J’ai faim, mais je n’arrive pas à manger. J’ai déjà avalé 3 gels, des pâtes de fruit, mais là je n’ai pas envie de sucre. Et du pain, ça ne sert à rien. J’arrive à avaler au dernier ravito (Beaunant) une banane, une pâte de fruit et du pain. Même si ça ne va pas me donner d’énergie, ça me cale le ventre.

 

Après Beaunant la fameuse côte à 20%. Mouais, je m’attendais à pire ! Elle est bitumée et non verglacée, donc elle se monte bien. En marchant bien sûr ! Puis beaucoup de bitume. Une partie indiquée « passage technique ». Ouh là, si avant rien n’était indiqué, qu’est-ce que ça va être ! Finalement ce n’est qu’une descente avec de grandes marches.

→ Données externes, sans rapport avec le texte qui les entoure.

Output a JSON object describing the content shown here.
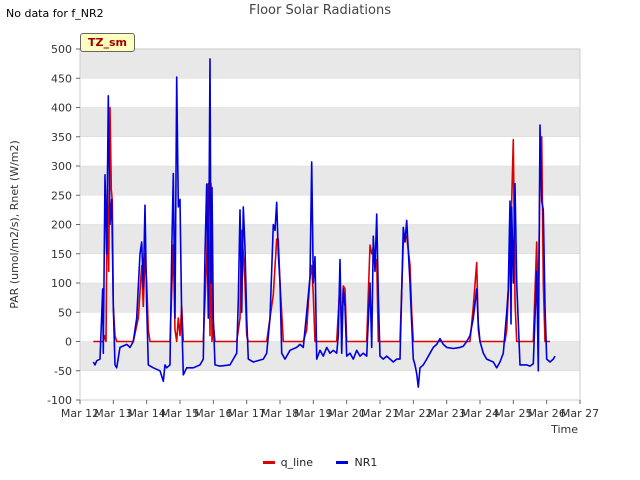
{
  "note": "No data for f_NR2",
  "badge": "TZ_sm",
  "colors": {
    "q_line": "#dd0000",
    "NR1": "#0000dd",
    "band": "#e8e8e8",
    "grid": "#d8d8d8"
  },
  "chart_data": {
    "type": "line",
    "title": "Floor Solar Radiations",
    "xlabel": "Time",
    "ylabel": "PAR (umol/m2/s), Rnet (W/m2)",
    "xlim": [
      12,
      27
    ],
    "ylim": [
      -100,
      500
    ],
    "yticks": [
      -100,
      -50,
      0,
      50,
      100,
      150,
      200,
      250,
      300,
      350,
      400,
      450,
      500
    ],
    "xticks": [
      {
        "value": 12,
        "label": "Mar 12"
      },
      {
        "value": 13,
        "label": "Mar 13"
      },
      {
        "value": 14,
        "label": "Mar 14"
      },
      {
        "value": 15,
        "label": "Mar 15"
      },
      {
        "value": 16,
        "label": "Mar 16"
      },
      {
        "value": 17,
        "label": "Mar 17"
      },
      {
        "value": 18,
        "label": "Mar 18"
      },
      {
        "value": 19,
        "label": "Mar 19"
      },
      {
        "value": 20,
        "label": "Mar 20"
      },
      {
        "value": 21,
        "label": "Mar 21"
      },
      {
        "value": 22,
        "label": "Mar 22"
      },
      {
        "value": 23,
        "label": "Mar 23"
      },
      {
        "value": 24,
        "label": "Mar 24"
      },
      {
        "value": 25,
        "label": "Mar 25"
      },
      {
        "value": 26,
        "label": "Mar 26"
      },
      {
        "value": 27,
        "label": "Mar 27"
      }
    ],
    "legend_position": "bottom-center",
    "series": [
      {
        "name": "q_line",
        "color": "#dd0000",
        "points": [
          [
            12.4,
            0
          ],
          [
            12.7,
            0
          ],
          [
            12.75,
            10
          ],
          [
            12.78,
            0
          ],
          [
            12.82,
            260
          ],
          [
            12.86,
            120
          ],
          [
            12.9,
            400
          ],
          [
            12.94,
            260
          ],
          [
            12.97,
            240
          ],
          [
            13.0,
            60
          ],
          [
            13.05,
            10
          ],
          [
            13.1,
            0
          ],
          [
            13.6,
            0
          ],
          [
            13.75,
            40
          ],
          [
            13.85,
            130
          ],
          [
            13.9,
            60
          ],
          [
            13.95,
            150
          ],
          [
            14.0,
            100
          ],
          [
            14.05,
            20
          ],
          [
            14.1,
            0
          ],
          [
            14.7,
            0
          ],
          [
            14.8,
            165
          ],
          [
            14.85,
            20
          ],
          [
            14.9,
            0
          ],
          [
            14.95,
            40
          ],
          [
            15.0,
            10
          ],
          [
            15.05,
            60
          ],
          [
            15.1,
            0
          ],
          [
            15.7,
            0
          ],
          [
            15.8,
            140
          ],
          [
            15.85,
            270
          ],
          [
            15.9,
            10
          ],
          [
            15.93,
            270
          ],
          [
            15.96,
            0
          ],
          [
            16.0,
            30
          ],
          [
            16.05,
            0
          ],
          [
            16.7,
            0
          ],
          [
            16.8,
            40
          ],
          [
            16.85,
            190
          ],
          [
            16.9,
            150
          ],
          [
            16.95,
            100
          ],
          [
            17.0,
            10
          ],
          [
            17.05,
            0
          ],
          [
            17.6,
            0
          ],
          [
            17.8,
            80
          ],
          [
            17.9,
            175
          ],
          [
            17.95,
            175
          ],
          [
            18.0,
            100
          ],
          [
            18.1,
            0
          ],
          [
            18.7,
            0
          ],
          [
            18.8,
            20
          ],
          [
            18.9,
            110
          ],
          [
            18.95,
            130
          ],
          [
            19.0,
            80
          ],
          [
            19.05,
            0
          ],
          [
            19.7,
            0
          ],
          [
            19.8,
            100
          ],
          [
            19.85,
            20
          ],
          [
            19.9,
            95
          ],
          [
            19.95,
            90
          ],
          [
            20.0,
            0
          ],
          [
            20.6,
            0
          ],
          [
            20.7,
            165
          ],
          [
            20.75,
            150
          ],
          [
            20.8,
            160
          ],
          [
            20.85,
            130
          ],
          [
            20.9,
            140
          ],
          [
            20.95,
            0
          ],
          [
            21.6,
            0
          ],
          [
            21.7,
            170
          ],
          [
            21.8,
            180
          ],
          [
            21.9,
            130
          ],
          [
            21.95,
            50
          ],
          [
            22.0,
            0
          ],
          [
            23.7,
            0
          ],
          [
            23.8,
            60
          ],
          [
            23.9,
            135
          ],
          [
            23.95,
            20
          ],
          [
            24.0,
            0
          ],
          [
            24.6,
            0
          ],
          [
            24.75,
            0
          ],
          [
            24.8,
            20
          ],
          [
            24.9,
            150
          ],
          [
            24.95,
            240
          ],
          [
            25.0,
            345
          ],
          [
            25.05,
            70
          ],
          [
            25.1,
            0
          ],
          [
            25.6,
            0
          ],
          [
            25.7,
            170
          ],
          [
            25.75,
            40
          ],
          [
            25.8,
            300
          ],
          [
            25.85,
            350
          ],
          [
            25.9,
            100
          ],
          [
            25.95,
            0
          ],
          [
            26.1,
            0
          ]
        ]
      },
      {
        "name": "NR1",
        "color": "#0000dd",
        "points": [
          [
            12.4,
            -35
          ],
          [
            12.45,
            -40
          ],
          [
            12.5,
            -33
          ],
          [
            12.6,
            -30
          ],
          [
            12.68,
            90
          ],
          [
            12.7,
            -20
          ],
          [
            12.75,
            285
          ],
          [
            12.8,
            150
          ],
          [
            12.85,
            420
          ],
          [
            12.9,
            200
          ],
          [
            12.95,
            243
          ],
          [
            13.0,
            60
          ],
          [
            13.05,
            -40
          ],
          [
            13.1,
            -45
          ],
          [
            13.2,
            -10
          ],
          [
            13.4,
            -5
          ],
          [
            13.5,
            -10
          ],
          [
            13.6,
            0
          ],
          [
            13.7,
            40
          ],
          [
            13.8,
            150
          ],
          [
            13.85,
            170
          ],
          [
            13.9,
            90
          ],
          [
            13.95,
            233
          ],
          [
            14.0,
            60
          ],
          [
            14.05,
            -40
          ],
          [
            14.2,
            -45
          ],
          [
            14.4,
            -50
          ],
          [
            14.5,
            -68
          ],
          [
            14.55,
            -40
          ],
          [
            14.6,
            -45
          ],
          [
            14.7,
            -40
          ],
          [
            14.75,
            150
          ],
          [
            14.8,
            287
          ],
          [
            14.85,
            40
          ],
          [
            14.9,
            452
          ],
          [
            14.95,
            230
          ],
          [
            15.0,
            243
          ],
          [
            15.05,
            40
          ],
          [
            15.1,
            -57
          ],
          [
            15.2,
            -45
          ],
          [
            15.4,
            -45
          ],
          [
            15.6,
            -40
          ],
          [
            15.7,
            -30
          ],
          [
            15.75,
            150
          ],
          [
            15.8,
            269
          ],
          [
            15.85,
            40
          ],
          [
            15.9,
            483
          ],
          [
            15.93,
            100
          ],
          [
            15.96,
            263
          ],
          [
            16.0,
            40
          ],
          [
            16.05,
            -40
          ],
          [
            16.2,
            -42
          ],
          [
            16.5,
            -40
          ],
          [
            16.6,
            -30
          ],
          [
            16.7,
            -20
          ],
          [
            16.75,
            70
          ],
          [
            16.8,
            225
          ],
          [
            16.85,
            50
          ],
          [
            16.9,
            230
          ],
          [
            16.95,
            160
          ],
          [
            17.0,
            40
          ],
          [
            17.05,
            -30
          ],
          [
            17.2,
            -35
          ],
          [
            17.5,
            -30
          ],
          [
            17.6,
            -20
          ],
          [
            17.7,
            40
          ],
          [
            17.8,
            200
          ],
          [
            17.85,
            190
          ],
          [
            17.9,
            238
          ],
          [
            17.95,
            150
          ],
          [
            18.0,
            100
          ],
          [
            18.05,
            -20
          ],
          [
            18.15,
            -30
          ],
          [
            18.3,
            -15
          ],
          [
            18.5,
            -10
          ],
          [
            18.6,
            -5
          ],
          [
            18.7,
            -10
          ],
          [
            18.8,
            50
          ],
          [
            18.9,
            110
          ],
          [
            18.95,
            307
          ],
          [
            19.0,
            100
          ],
          [
            19.05,
            145
          ],
          [
            19.1,
            -30
          ],
          [
            19.2,
            -15
          ],
          [
            19.3,
            -25
          ],
          [
            19.4,
            -10
          ],
          [
            19.5,
            -20
          ],
          [
            19.6,
            -15
          ],
          [
            19.7,
            -20
          ],
          [
            19.75,
            10
          ],
          [
            19.8,
            140
          ],
          [
            19.85,
            -20
          ],
          [
            19.9,
            90
          ],
          [
            19.95,
            60
          ],
          [
            20.0,
            -25
          ],
          [
            20.1,
            -20
          ],
          [
            20.2,
            -30
          ],
          [
            20.3,
            -15
          ],
          [
            20.4,
            -25
          ],
          [
            20.5,
            -20
          ],
          [
            20.6,
            -25
          ],
          [
            20.7,
            100
          ],
          [
            20.75,
            -10
          ],
          [
            20.8,
            180
          ],
          [
            20.85,
            120
          ],
          [
            20.9,
            218
          ],
          [
            20.95,
            80
          ],
          [
            21.0,
            -25
          ],
          [
            21.1,
            -30
          ],
          [
            21.2,
            -25
          ],
          [
            21.4,
            -35
          ],
          [
            21.5,
            -30
          ],
          [
            21.6,
            -30
          ],
          [
            21.7,
            195
          ],
          [
            21.75,
            170
          ],
          [
            21.8,
            207
          ],
          [
            21.9,
            100
          ],
          [
            21.95,
            30
          ],
          [
            22.0,
            -30
          ],
          [
            22.05,
            -40
          ],
          [
            22.1,
            -55
          ],
          [
            22.15,
            -78
          ],
          [
            22.2,
            -45
          ],
          [
            22.3,
            -40
          ],
          [
            22.4,
            -30
          ],
          [
            22.5,
            -20
          ],
          [
            22.6,
            -10
          ],
          [
            22.7,
            -5
          ],
          [
            22.8,
            5
          ],
          [
            22.9,
            -5
          ],
          [
            23.0,
            -10
          ],
          [
            23.2,
            -12
          ],
          [
            23.4,
            -10
          ],
          [
            23.5,
            -8
          ],
          [
            23.6,
            0
          ],
          [
            23.7,
            10
          ],
          [
            23.8,
            40
          ],
          [
            23.9,
            90
          ],
          [
            23.95,
            30
          ],
          [
            24.0,
            0
          ],
          [
            24.1,
            -20
          ],
          [
            24.2,
            -30
          ],
          [
            24.4,
            -35
          ],
          [
            24.5,
            -45
          ],
          [
            24.6,
            -35
          ],
          [
            24.7,
            -20
          ],
          [
            24.8,
            50
          ],
          [
            24.85,
            90
          ],
          [
            24.9,
            240
          ],
          [
            24.93,
            30
          ],
          [
            24.95,
            230
          ],
          [
            25.0,
            100
          ],
          [
            25.05,
            270
          ],
          [
            25.1,
            100
          ],
          [
            25.2,
            -40
          ],
          [
            25.4,
            -40
          ],
          [
            25.5,
            -42
          ],
          [
            25.6,
            -38
          ],
          [
            25.7,
            120
          ],
          [
            25.75,
            -50
          ],
          [
            25.8,
            370
          ],
          [
            25.85,
            240
          ],
          [
            25.9,
            225
          ],
          [
            25.95,
            60
          ],
          [
            26.0,
            -30
          ],
          [
            26.1,
            -35
          ],
          [
            26.2,
            -30
          ],
          [
            26.25,
            -25
          ]
        ]
      }
    ]
  }
}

Une grande descente dans Lyon qui fait mal. D’ailleurs Nico a mal aux genoux, et du coup ne peut plus trop courir. Et moi j’ai mal à la cheville, donc je ne plus non plus courir sur chemins instables. Et très mal aux fessiers, je ne sais pas pourquoi en courant j’ai toujours mal.

 

Arrivée sur les quais, verglacés. En plus il faut longer le fleuve et faire une sorte d’aller-retour, c’est loooooooooong ! Ca me rappelle l’écotrail où on longe les quais à la fin. Un mec nous annonce qu’il reste 2km. J’espérais 500m … Le stade apparaît enfin, un panneau 100m, 75m, 50m… et enfin l’arche d’arrivée. 10h59 sur la montre, et ensemble. C’est autre chose de courir à deux, c’est carrément mieux.

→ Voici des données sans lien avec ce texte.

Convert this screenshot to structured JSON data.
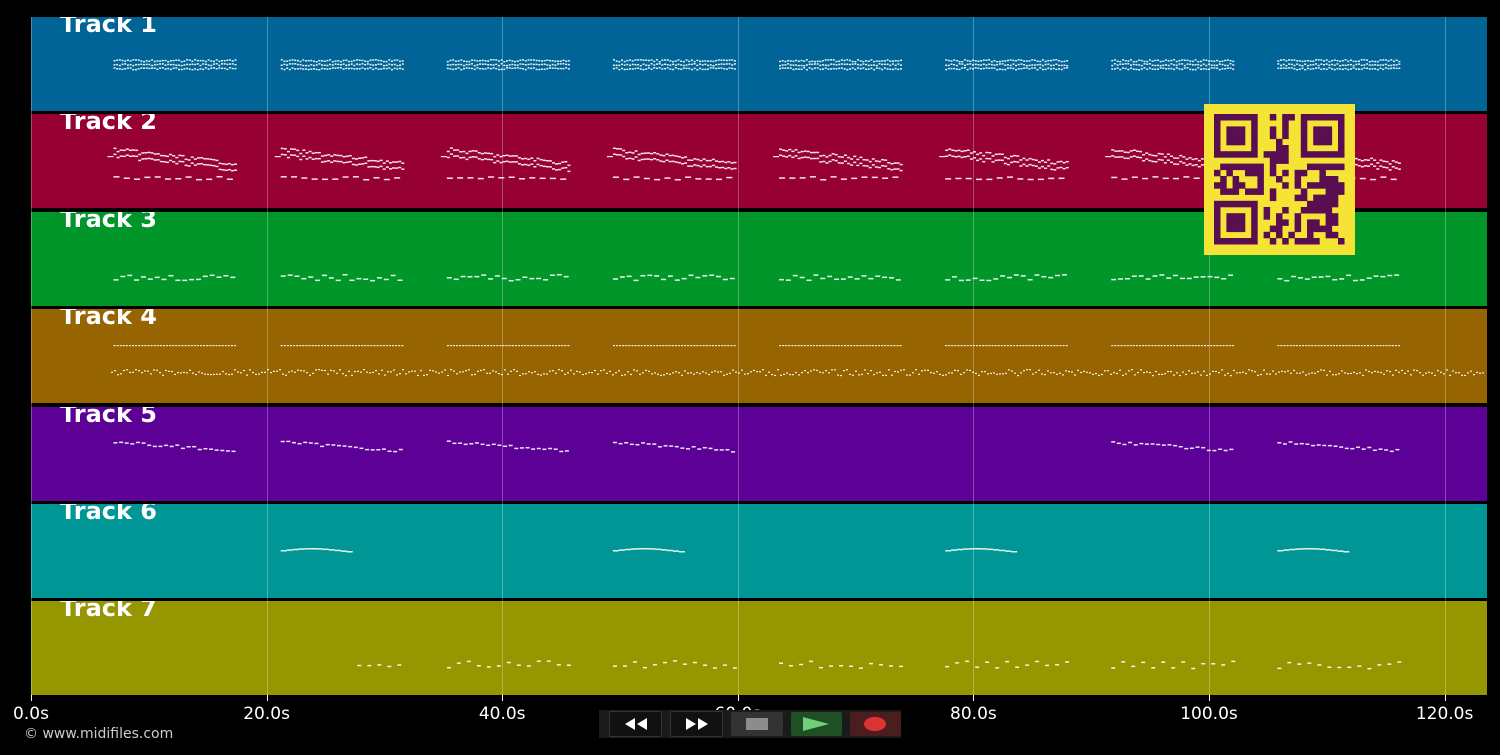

J’entends « Stéééééééph », et je vois Eric, Julien et Alexandre sur les gradins. Ils ont dû arriver depuis longtemps ! Ce qu’ils me confirment après. Ils sont trop forts. J’espère que Greg et Laurent ont pu arriver avec leur train qu’ils ont pris tard (je les vois après donc oui ils ont eu le temps d’être là au départ, mais c’était speed !).

 

Le tee-shirt finisher Nike, rose pour les filles, et en plus taille XS J

Par contre, toujours pareil j’ai faim mais pas envie de manger. Je prends 3 petits pains et du pain d’épices que je mange quelque temps plus tard.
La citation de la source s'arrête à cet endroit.